Indeed, use azithromycin more often can select for more resistant versions of N. gonorrhoeae. Remember earlier this year when some were touting the use azithromycin along with hydroxychloroquine to treat Covid-19? And some political leaders jumped on this bandwagon? This was even before well-constructed and executed clinical studies were done to assess the safety and efficacy of such medications for treating severe acute respiratory syndrome coronavirus 2 (SARS-CoV2) infections. So this was an example of premature medication. Since then clinical studies have not found enough evidence to support such use. In a commentary in The Lancet, Catherine E. Oldenburg, PhD, an Assistant Professor and Thuy Doan, MD, PhD, an Associate Professor at the University of California, San Francisco, (UCSF) concluded “for patients with Covid-19, the addition of azithromycin to existing standard of care regimens does not appear to improve outcomes,” after reviewing results from the COALITION II trial that evaluated adding azithromycin to hydroxychloroquine and standard of care to treat patients hospitalized with severe Covid-19.
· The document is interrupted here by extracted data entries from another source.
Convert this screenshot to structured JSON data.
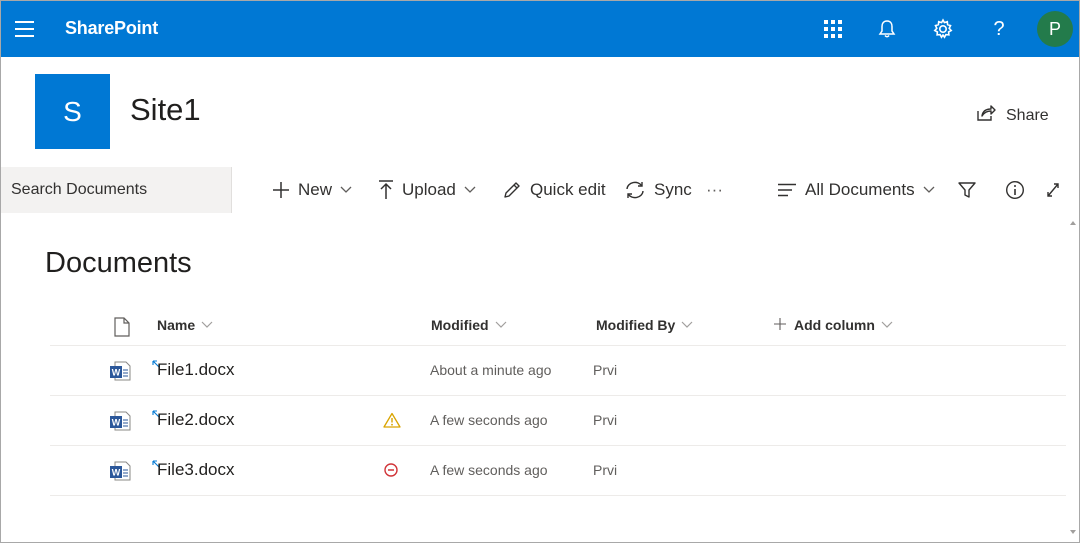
{
  "topbar": {
    "brand": "SharePoint",
    "avatar_initial": "P",
    "help_label": "?",
    "icons": [
      "menu-icon",
      "app-launcher-icon",
      "bell-icon",
      "gear-icon",
      "help-icon"
    ],
    "accent": "#0078d4",
    "avatar_color": "#237b4b"
  },
  "site": {
    "logo_letter": "S",
    "title": "Site1",
    "share_label": "Share"
  },
  "commandbar": {
    "search_placeholder": "Search Documents",
    "new_label": "New",
    "upload_label": "Upload",
    "quick_edit_label": "Quick edit",
    "sync_label": "Sync",
    "more_label": "···",
    "view_label": "All Documents"
  },
  "library": {
    "title": "Documents",
    "columns": {
      "name": "Name",
      "modified": "Modified",
      "modified_by": "Modified By",
      "add_column": "Add column"
    },
    "rows": [
      {
        "name": "File1.docx",
        "status": "none",
        "modified": "About a minute ago",
        "modified_by": "Prvi"
      },
      {
        "name": "File2.docx",
        "status": "warning",
        "modified": "A few seconds ago",
        "modified_by": "Prvi"
      },
      {
        "name": "File3.docx",
        "status": "blocked",
        "modified": "A few seconds ago",
        "modified_by": "Prvi"
      }
    ]
  },
  "colors": {
    "warning": "#d9a400",
    "error": "#d13438",
    "word_blue": "#2b579a"
  }
}
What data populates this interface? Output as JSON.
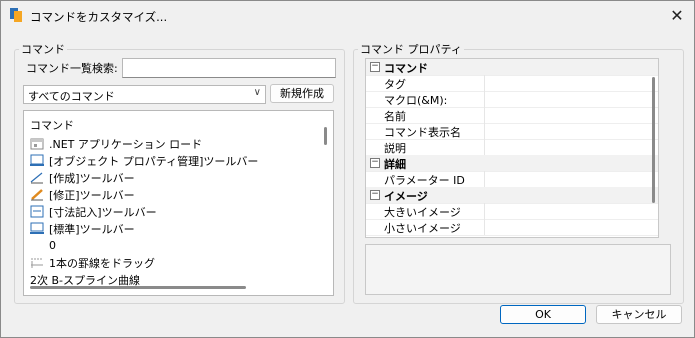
{
  "window": {
    "title": "コマンドをカスタマイズ..."
  },
  "left": {
    "group_label": "コマンド",
    "search_label": "コマンド一覧検索:",
    "search_value": "",
    "filter_value": "すべてのコマンド",
    "new_button": "新規作成",
    "list_header": "コマンド",
    "items": [
      {
        "label": ".NET アプリケーション ロード",
        "icon": "app-window-icon"
      },
      {
        "label": "[オブジェクト プロパティ管理]ツールバー",
        "icon": "toolbar-icon"
      },
      {
        "label": "[作成]ツールバー",
        "icon": "draw-line-icon"
      },
      {
        "label": "[修正]ツールバー",
        "icon": "pencil-icon"
      },
      {
        "label": "[寸法記入]ツールバー",
        "icon": "dimension-icon"
      },
      {
        "label": "[標準]ツールバー",
        "icon": "monitor-icon"
      },
      {
        "label": "0",
        "icon": ""
      },
      {
        "label": "1本の罫線をドラッグ",
        "icon": "ruler-drag-icon"
      },
      {
        "label": "2次 B-スプライン曲線",
        "icon": ""
      }
    ]
  },
  "right": {
    "group_label": "コマンド プロパティ",
    "categories": [
      {
        "name": "コマンド",
        "props": [
          "タグ",
          "マクロ(&M):",
          "名前",
          "コマンド表示名",
          "説明"
        ]
      },
      {
        "name": "詳細",
        "props": [
          "パラメーター ID"
        ]
      },
      {
        "name": "イメージ",
        "props": [
          "大きいイメージ",
          "小さいイメージ"
        ]
      }
    ],
    "collapse_glyph": "⊟"
  },
  "footer": {
    "ok": "OK",
    "cancel": "キャンセル"
  },
  "colors": {
    "ok_border": "#0067c0",
    "icon_blue": "#2d6fb5"
  }
}
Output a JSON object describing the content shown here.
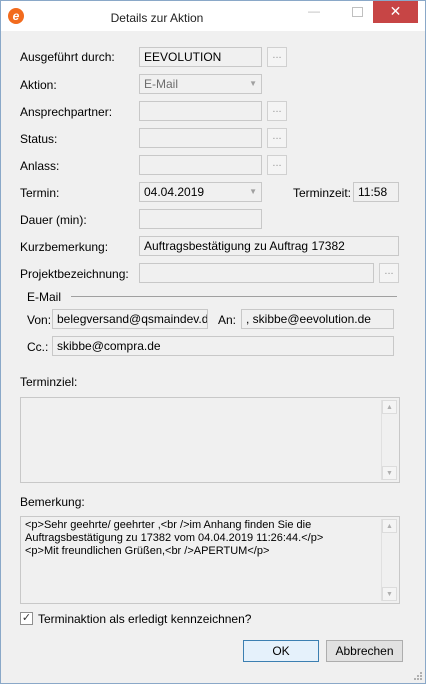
{
  "window": {
    "title": "Details zur Aktion",
    "app_icon_letter": "e",
    "minimize_glyph": "—",
    "close_glyph": "✕"
  },
  "form": {
    "ausgefuehrt": {
      "label": "Ausgeführt durch:",
      "value": "EEVOLUTION",
      "button": "..."
    },
    "aktion": {
      "label": "Aktion:",
      "value": "E-Mail"
    },
    "ansprechpartner": {
      "label": "Ansprechpartner:",
      "value": "",
      "button": "..."
    },
    "status": {
      "label": "Status:",
      "value": "",
      "button": "..."
    },
    "anlass": {
      "label": "Anlass:",
      "value": "",
      "button": "..."
    },
    "termin": {
      "label": "Termin:",
      "value": "04.04.2019"
    },
    "terminzeit": {
      "label": "Terminzeit:",
      "value": "11:58"
    },
    "dauer": {
      "label": "Dauer (min):",
      "value": ""
    },
    "kurzbemerkung": {
      "label": "Kurzbemerkung:",
      "value": "Auftragsbestätigung zu Auftrag 17382"
    },
    "projekt": {
      "label": "Projektbezeichnung:",
      "value": "",
      "button": "..."
    }
  },
  "email": {
    "group_label": "E-Mail",
    "von_label": "Von:",
    "von_value": "belegversand@qsmaindev.de",
    "an_label": "An:",
    "an_value": ", skibbe@eevolution.de",
    "cc_label": "Cc.:",
    "cc_value": "skibbe@compra.de"
  },
  "terminziel": {
    "label": "Terminziel:",
    "value": ""
  },
  "bemerkung": {
    "label": "Bemerkung:",
    "value": "<p>Sehr geehrte/ geehrter ,<br />im Anhang finden Sie die\nAuftragsbestätigung zu 17382 vom 04.04.2019 11:26:44.</p>\n<p>Mit freundlichen Grüßen,<br />APERTUM</p>"
  },
  "done": {
    "label": "Terminaktion als erledigt kennzeichnen?",
    "checked": true,
    "mark": "✓"
  },
  "buttons": {
    "ok": "OK",
    "cancel": "Abbrechen"
  },
  "icons": {
    "scroll_up": "▲",
    "scroll_down": "▼",
    "dropdown": "▼"
  }
}
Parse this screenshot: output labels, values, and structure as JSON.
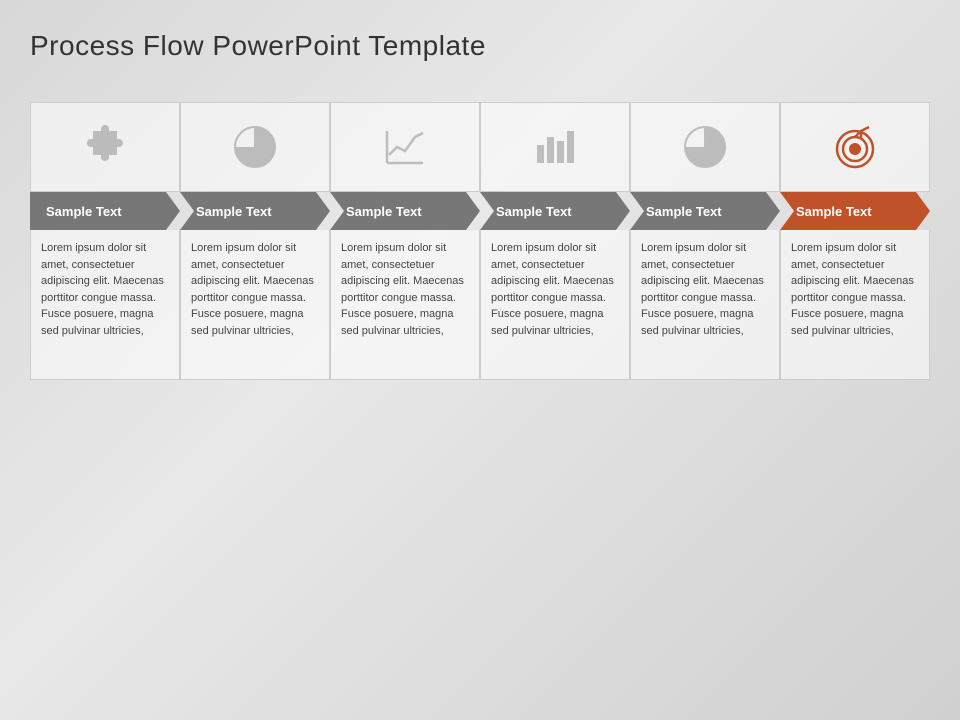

As a result of the scientific evidence that has subsequently emerged, the National Institutes of Health (NIH) Covid-19 Treatment Guidelines Panel now “recommends against the use of chloroquine or hydroxychloroquine with or without azithromycin for the treatment of Covid-19” in hospitalized or non-hospitalized patients.

For everyone who may have said, “what’s the harm in continuing to use azithromycin to treat SARS-CoV2 infections,” well here’s a super response. Using antibiotics indiscriminately on infectious diseases as if the medications were Nutella can encourage the growth of resistant organisms. Antibiotics like azithromycin are considered “broad spectrum” because they can kill or inactivate a wide range of different bacteria. It’s like using a bomb rather than a rifle. That can be helpful when you don’t know what is causing an infection or when there is no other option.

However, every time you use a broad spectrum antibiotic rather than a treatment that’s a lot more targeted and specific, you risk wiping out friendlier bacteria and weaker versions of a pathogen like N. gonorrhoeae, leaving stronger more resistant versions a more open field to flourish. The remaining stronger ones then multiply and become a lot more predominant. This is how more resistant versions of the bacteria take over and spread.

In the U.S., the five years from 2013 to 2018 saw an over sevenfold jump in the percentage of N. gonorrhoeae samples that are less susceptible to azithromycin from 0.6% to 4.6%. The rise of azithromycin resistance in N. gonorrhoeae has prompted a December 18 change in the Centers for Disease Control and Prevention (CDC) guidelines for treating uncomplicated gonorrhea. Rather than a two-drug azithromycin and ceftriaxone approach, the CDC is now recommending just one 500 mg injection of ceftriaxone. By “uncomplicated,” the CDC means your run-of-the-mill gonorrhea infections of number one your urinary tract, number two your rectum, your genital areas, or your throat. If you don’t know how each of these places can be affected by N. gonorrhoeae, you may need to re-take sex ed. Of course, more complicated gonorrhea may require antibiotics.

One problem with the Covid-19 coronavirus pandemic is that other pathogens haven’t necessarily taken a break. They haven’t spent most of their time on Zoom calls muting each other and using the video filters while saying, “hey look at me, herpes with a hat.” While humans social distancing may have limited the spread of some pathogens such as influenza, others may have had a good 2020.

After all, the pandemic has not only prompted doctors to try different antibiotics to treat Covid-19 coronavirus, it has also reduced the availability of doctors to properly treat STIs. The pandemic has shut down many “non-essential” health services or dissuaded many patients from seeking proper medical care. Therefore, people may be running around with untreated infections or trying to self-treat with potentially inappropriate antibiotics.

As I’ve said repeatedly, the Covid-19 coronavirus pandemic has been exposing many of the problems that have already existed in society. Antibiotic-resistant bacteria is one of them. If nothing is done to better tackle this looming problem, pathogens like super gonorrhea will be far from gone baby gone in 2021 and beyond.